Returning to Bailey’s assessment of Iranian activity in Latin America, he declares that “one of the principal motivations… is to be able to retaliate against The [sic] United States if [Iran] is attacked, particularly through the destruction of the Venezuelan oil facilities and blocking the Panama Canal.” Whether Chávez has signed off on such destruction is not addressed, although the Iranian-funded “Nicaragua Canal” advertised by Haaretz will presumably come in handy in the event of blockage of the original one.
As for other joint news appearances by Iran and Nicaragua, these often date back to the historical period in which U.S. government officials were funneling arms to the former country via Israel and directing profits plus drug trafficking revenues to the Nicaraguan contras. Bailey incidentally served as Senior Director of International Economic Affairs for the U.S. National Security Council for part of this era, from 1981-83, but has expressed greater concern about Iranian banks in Venezuela than banks illegally used by the CIA.
A range of options exist should Iran desire to follow in the hemispheric footsteps of the U.S. in more ways than simply presiding over a strategic canal on foreign territory. These include but are not limited to:
Keeping the leader of that foreign territory on the intelligence payroll before turning on him, invading the territory, and killing several thousand civilians.
Opening schools for aspiring dictators and death squad leaders.
Presiding over illegal detention centers on islands with which no diplomatic relations are maintained.

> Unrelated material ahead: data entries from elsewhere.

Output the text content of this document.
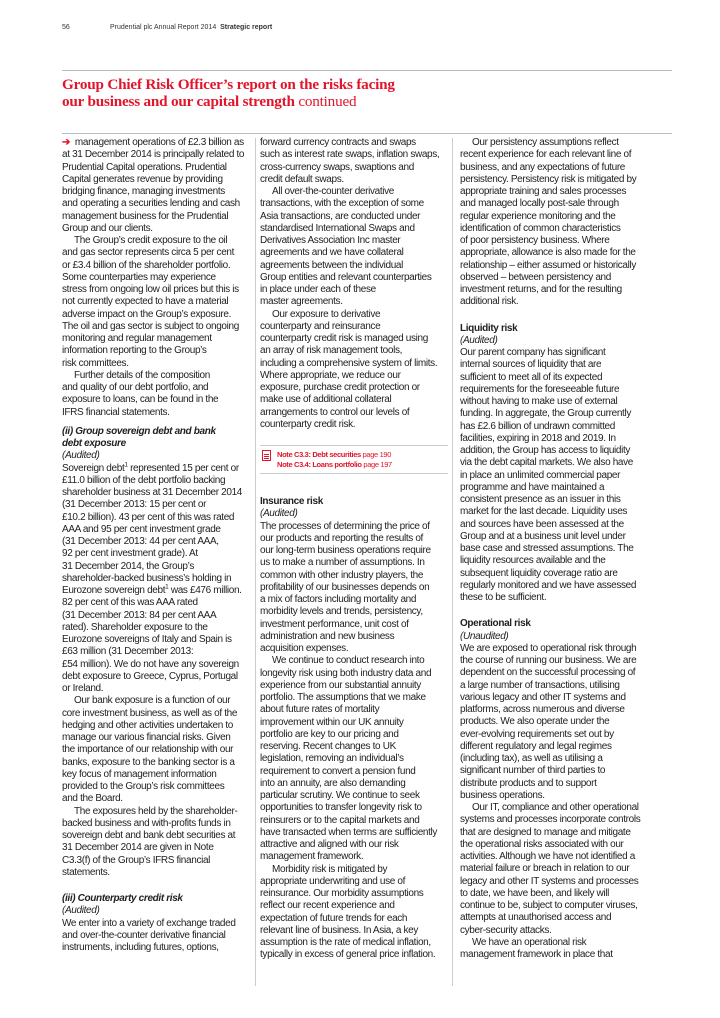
56	Prudential plc Annual Report 2014 Strategic report
Group Chief Risk Officer’s report on the risks facing
our business and our capital strength continued

➔ management operations of £2.3 billion as
at 31 December 2014 is principally related to
Prudential Capital operations. Prudential
Capital generates revenue by providing
bridging finance, managing investments
and operating a securities lending and cash
management business for the Prudential
Group and our clients.

The Group’s credit exposure to the oil
and gas sector represents circa 5 per cent
or £3.4 billion of the shareholder portfolio.
Some counterparties may experience
stress from ongoing low oil prices but this is
not currently expected to have a material
adverse impact on the Group’s exposure.
The oil and gas sector is subject to ongoing
monitoring and regular management
information reporting to the Group’s
risk committees.

Further details of the composition
and quality of our debt portfolio, and
exposure to loans, can be found in the
IFRS financial statements.

(ii) Group sovereign debt and bank
debt exposure

(Audited)

Sovereign debt$^1$ represented 15 per cent or
£11.0 billion of the debt portfolio backing
shareholder business at 31 December 2014
(31 December 2013: 15 per cent or
£10.2 billion). 43 per cent of this was rated
AAA and 95 per cent investment grade
(31 December 2013: 44 per cent AAA,
92 per cent investment grade). At
31 December 2014, the Group’s
shareholder-backed business’s holding in
Eurozone sovereign debt$^1$ was £476 million.
82 per cent of this was AAA rated
(31 December 2013: 84 per cent AAA
rated). Shareholder exposure to the
Eurozone sovereigns of Italy and Spain is
£63 million (31 December 2013:
£54 million). We do not have any sovereign
debt exposure to Greece, Cyprus, Portugal
or Ireland.

Our bank exposure is a function of our
core investment business, as well as of the
hedging and other activities undertaken to
manage our various financial risks. Given
the importance of our relationship with our
banks, exposure to the banking sector is a
key focus of management information
provided to the Group’s risk committees
and the Board.

The exposures held by the shareholder-
backed business and with-profits funds in
sovereign debt and bank debt securities at
31 December 2014 are given in Note
C3.3(f) of the Group’s IFRS financial
statements.

(iii) Counterparty credit risk

(Audited)

We enter into a variety of exchange traded
and over-the-counter derivative financial
instruments, including futures, options,

forward currency contracts and swaps
such as interest rate swaps, inflation swaps,
cross-currency swaps, swaptions and
credit default swaps.

All over-the-counter derivative
transactions, with the exception of some
Asia transactions, are conducted under
standardised International Swaps and
Derivatives Association Inc master
agreements and we have collateral
agreements between the individual
Group entities and relevant counterparties
in place under each of these
master agreements.

Our exposure to derivative
counterparty and reinsurance
counterparty credit risk is managed using
an array of risk management tools,
including a comprehensive system of limits.
Where appropriate, we reduce our
exposure, purchase credit protection or
make use of additional collateral
arrangements to control our levels of
counterparty credit risk.

Note C3.3: Debt securities page 190
Note C3.4: Loans portfolio page 197

Insurance risk

(Audited)

The processes of determining the price of
our products and reporting the results of
our long-term business operations require
us to make a number of assumptions. In
common with other industry players, the
profitability of our businesses depends on
a mix of factors including mortality and
morbidity levels and trends, persistency,
investment performance, unit cost of
administration and new business
acquisition expenses.

We continue to conduct research into
longevity risk using both industry data and
experience from our substantial annuity
portfolio. The assumptions that we make
about future rates of mortality
improvement within our UK annuity
portfolio are key to our pricing and
reserving. Recent changes to UK
legislation, removing an individual’s
requirement to convert a pension fund
into an annuity, are also demanding
particular scrutiny. We continue to seek
opportunities to transfer longevity risk to
reinsurers or to the capital markets and
have transacted when terms are sufficiently
attractive and aligned with our risk
management framework.

Morbidity risk is mitigated by
appropriate underwriting and use of
reinsurance. Our morbidity assumptions
reflect our recent experience and
expectation of future trends for each
relevant line of business. In Asia, a key
assumption is the rate of medical inflation,
typically in excess of general price inflation.

Our persistency assumptions reflect
recent experience for each relevant line of
business, and any expectations of future
persistency. Persistency risk is mitigated by
appropriate training and sales processes
and managed locally post-sale through
regular experience monitoring and the
identification of common characteristics
of poor persistency business. Where
appropriate, allowance is also made for the
relationship – either assumed or historically
observed – between persistency and
investment returns, and for the resulting
additional risk.

Liquidity risk

(Audited)

Our parent company has significant
internal sources of liquidity that are
sufficient to meet all of its expected
requirements for the foreseeable future
without having to make use of external
funding. In aggregate, the Group currently
has £2.6 billion of undrawn committed
facilities, expiring in 2018 and 2019. In
addition, the Group has access to liquidity
via the debt capital markets. We also have
in place an unlimited commercial paper
programme and have maintained a
consistent presence as an issuer in this
market for the last decade. Liquidity uses
and sources have been assessed at the
Group and at a business unit level under
base case and stressed assumptions. The
liquidity resources available and the
subsequent liquidity coverage ratio are
regularly monitored and we have assessed
these to be sufficient.

Operational risk

(Unaudited)

We are exposed to operational risk through
the course of running our business. We are
dependent on the successful processing of
a large number of transactions, utilising
various legacy and other IT systems and
platforms, across numerous and diverse
products. We also operate under the
ever-evolving requirements set out by
different regulatory and legal regimes
(including tax), as well as utilising a
significant number of third parties to
distribute products and to support
business operations.

Our IT, compliance and other operational
systems and processes incorporate controls
that are designed to manage and mitigate
the operational risks associated with our
activities. Although we have not identified a
material failure or breach in relation to our
legacy and other IT systems and processes
to date, we have been, and likely will
continue to be, subject to computer viruses,
attempts at unauthorised access and
cyber-security attacks.

We have an operational risk
management framework in place that
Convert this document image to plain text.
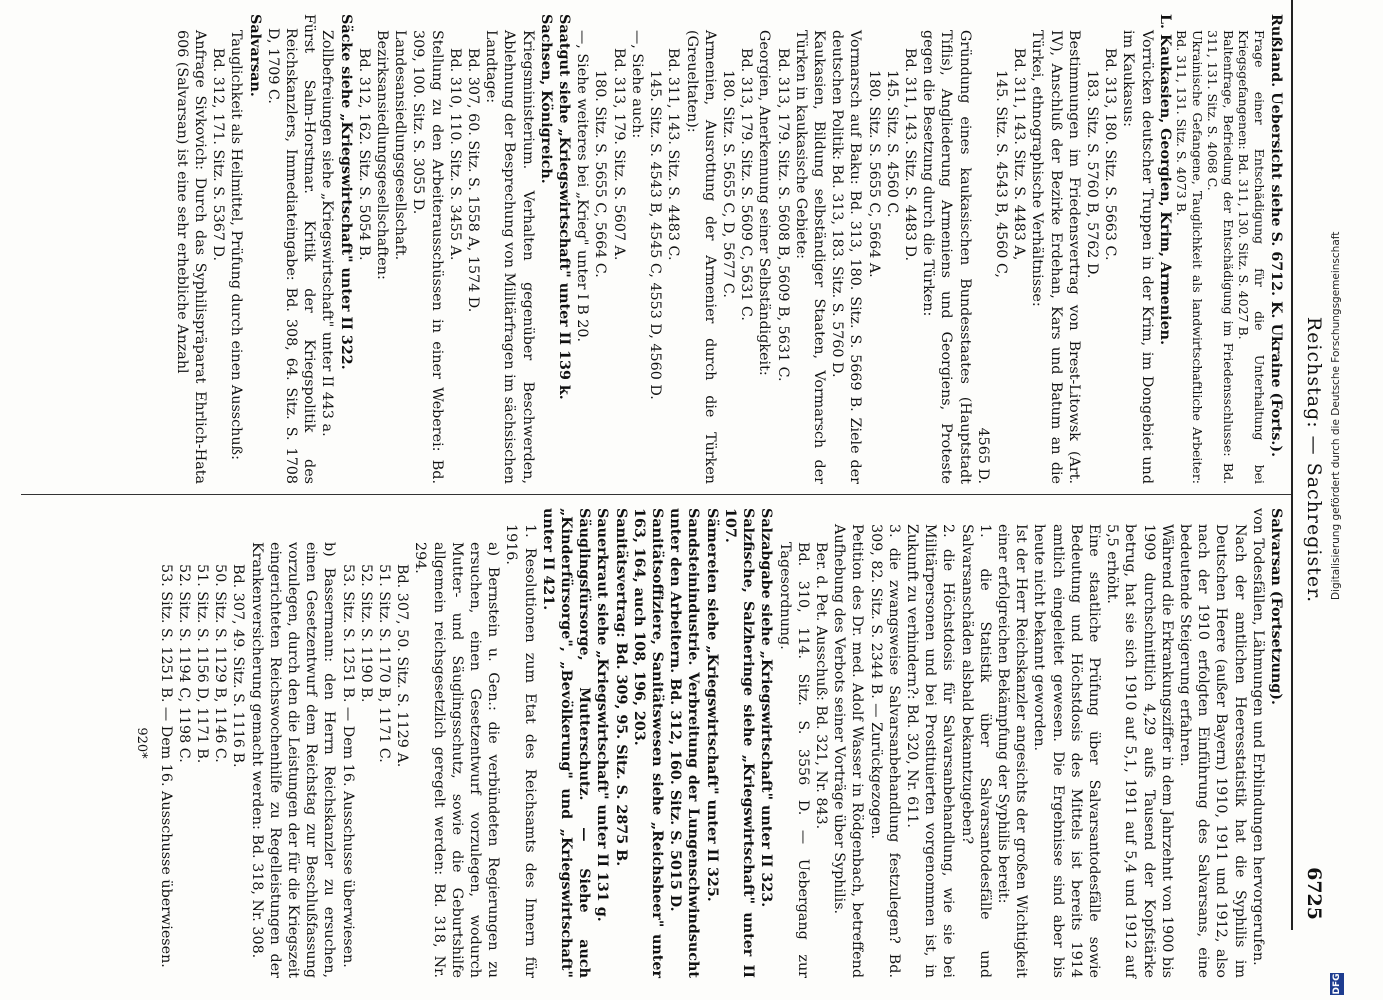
Reichstag: — Sachregister.
6725

Rußland. Uebersicht siehe S. 6712. K. Ukraine (Forts.).

Frage einer Entschädigung für die Unterhaltung bei Kriegsgefangenen: Bd. 311, 130. Sitz. S. 4027 B.

Baltenfrage, Befriedung der Entschädigung im Friedensschlusse: Bd. 311, 131. Sitz. S. 4068 C.

Ukrainische Gefangene, Tauglichkeit als landwirtschaftliche Arbeiter: Bd. 311, 131. Sitz. S. 4073 B.

L. Kaukasien, Georgien, Krim, Armenien.

Vorrücken deutscher Truppen in der Krim, im Dongebiet und im Kaukasus:

Bd. 313, 180. Sitz. S. 5663 C.

183. Sitz. S. 5760 B, 5762 D.

Bestimmungen im Friedensvertrag von Brest-Litowsk (Art. IV), Anschluß der Bezirke Erdehan, Kars und Batum an die Türkei, ethnographische Verhältnisse:

Bd. 311, 143. Sitz. S. 4483 A,

145. Sitz. S. 4543 B, 4560 C,

4565 D.

Gründung eines kaukasischen Bundesstaates (Hauptstadt Tiflis), Angliederung Armeniens und Georgiens, Proteste gegen die Besetzung durch die Türken:

Bd. 311, 143. Sitz. S. 4483 D.

145. Sitz. S. 4560 C.

180. Sitz. S. 5655 C, 5664 A.

Vormarsch auf Baku: Bd. 313, 180. Sitz. S. 5669 B. Ziele der deutschen Politik: Bd. 313, 183. Sitz. S. 5760 D.

Kaukasien, Bildung selbständiger Staaten, Vormarsch der Türken in kaukasische Gebiete:

Bd. 313, 179. Sitz. S. 5608 B, 5609 B, 5631 C.

Georgien, Anerkennung seiner Selbständigkeit:

Bd. 313, 179. Sitz. S. 5609 C, 5631 C.

180. Sitz. S. 5655 C, D, 5677 C.

Armenien, Ausrottung der Armenier durch die Türken (Greueltaten):

Bd. 311, 143. Sitz. S. 4483 C.

145. Sitz. S. 4543 B, 4545 C, 4553 D, 4560 D.

—, Siehe auch:

Bd. 313, 179. Sitz. S. 5607 A.

180. Sitz. S. 5655 C, 5664 C.

—, Siehe weiteres bei „Krieg" unter I B 20.

Saatgut siehe „Kriegswirtschaft" unter II 139 k.

Sachsen, Königreich.

Kriegsministerium. Verhalten gegenüber Beschwerden, Ablehnung der Besprechung von Militärfragen im sächsischen Landtage:

Bd. 307, 60. Sitz. S. 1558 A, 1574 D.

Bd. 310, 110. Sitz. S. 3455 A.

Stellung zu den Arbeiterausschüssen in einer Weberei: Bd. 309, 100. Sitz. S. 3055 D.

Landesansiedlungsgesellschaft. Bezirksansiedlungsgesellschaften:

Bd. 312, 162. Sitz. S. 5054 B.

Säcke siehe „Kriegswirtschaft" unter II 322.

Zollbefreiungen siehe „Kriegswirtschaft" unter II 443 a.

Fürst Salm-Horstmar. Kritik der Kriegspolitik des Reichskanzlers, Immediateingabe: Bd. 308, 64. Sitz. S. 1708 D, 1709 C.

Salvarsan.

Tauglichkeit als Heilmittel, Prüfung durch einen Ausschuß:

Bd. 312, 171. Sitz. S. 5367 D.

Anfrage Sivkovich: Durch das Syphilispräparat Ehrlich-Hata 606 (Salvarsan) ist eine sehr erhebliche Anzahl

Salvarsan (Fortsetzung).

von Todesfällen, Lähmungen und Erblindungen hervorgerufen.

Nach der amtlichen Heeresstatistik hat die Syphilis im Deutschen Heere (außer Bayern) 1910, 1911 und 1912, also nach der 1910 erfolgten Einführung des Salvarsans, eine bedeutende Steigerung erfahren.

Während die Erkrankungsziffer in dem Jahrzehnt von 1900 bis 1909 durchschnittlich 4,29 aufs Tausend der Kopfstärke betrug, hat sie sich 1910 auf 5,1, 1911 auf 5,4 und 1912 auf 5,5 erhöht.

Eine staatliche Prüfung über Salvarsantodesfälle sowie Bedeutung und Höchstdosis des Mittels ist bereits 1914 amtlich eingeleitet gewesen. Die Ergebnisse sind aber bis heute nicht bekannt geworden.

Ist der Herr Reichskanzler angesichts der großen Wichtigkeit einer erfolgreichen Bekämpfung der Syphilis bereit:

1. die Statistik über Salvarsantodesfälle und Salvarsanschäden alsbald bekanntzugeben?

2. die Höchstdosis für Salvarsanbehandlung, wie sie bei Militärpersonen und bei Prostituierten vorgenommen ist, in Zukunft zu verhindern?: Bd. 320, Nr. 611.

3. die zwangsweise Salvarsanbehandlung festzulegen? Bd. 309, 82. Sitz. S. 2344 B. — Zurückgezogen.

Petition des Dr. med. Adolf Wasser in Rödgenbach, betreffend Aufhebung des Verbots seiner Vorträge über Syphilis.

Ber. d. Pet. Ausschuß: Bd. 321, Nr. 843.

Bd. 310, 114. Sitz. S. 3556 D. — Uebergang zur Tagesordnung.

Salzabgabe siehe „Kriegswirtschaft" unter II 323.

Salzfische, Salzheringe siehe „Kriegswirtschaft" unter II 107.

Sämereien siehe „Kriegswirtschaft" unter II 325.

Sandsteinindustrie. Verbreitung der Lungenschwindsucht unter den Arbeitern. Bd. 312, 160. Sitz. S. 5015 D.

Sanitätsoffiziere, Sanitätswesen siehe „Reichsheer" unter 163, 164, auch 108, 196, 203.

Sanitätsvertrag: Bd. 309, 95. Sitz. S. 2875 B.

Sauerkraut siehe „Kriegswirtschaft" unter II 131 g.

Säuglingsfürsorge, Mutterschutz. — Siehe auch „Kinderfürsorge", „Bevölkerung" und „Kriegswirtschaft" unter II 421.

1. Resolutionen zum Etat des Reichsamts des Innern für 1916.

a) Bernstein u. Gen.: die verbündeten Regierungen zu ersuchen, einen Gesetzentwurf vorzulegen, wodurch Mutter- und Säuglingsschutz, sowie die Geburtshilfe allgemein reichsgesetzlich geregelt werden: Bd. 318, Nr. 294.

Bd. 307, 50. Sitz. S. 1129 A.

51. Sitz. S. 1170 B, 1171 C.

52. Sitz. S. 1190 B.

53. Sitz. S. 1251 B. — Dem 16. Ausschusse überwiesen.

b) Bassermann: den Herrn Reichskanzler zu ersuchen, einen Gesetzentwurf dem Reichstag zur Beschlußfassung vorzulegen, durch den die Leistungen der für die Kriegszeit eingerichteten Reichswochenhilfe zu Regelleistungen der Krankenversicherung gemacht werden: Bd. 318, Nr. 308.

Bd. 307, 49. Sitz. S. 1116 B.

50. Sitz. S. 1129 B, 1146 C.

51. Sitz. S. 1156 D, 1171 B.

52. Sitz. S. 1194 C, 1198 C.

53. Sitz. S. 1251 B. — Dem 16. Ausschusse überwiesen.

920*
Digitalisierung gefördert durch die Deutsche Forschungsgemeinschaft
DFG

- Infecting local populations with syphilis
Given the respective histories of the U.S. and Iran to date, however, it would seem that the former continues to pose a significantly greater threat to the region. The real threat in hyping the Iran threat, meanwhile, is that it will justify increased militarization of friendly states and vilification of governments and groups opposed to U.S. hegemony—a combination that does not bode well for regional stability.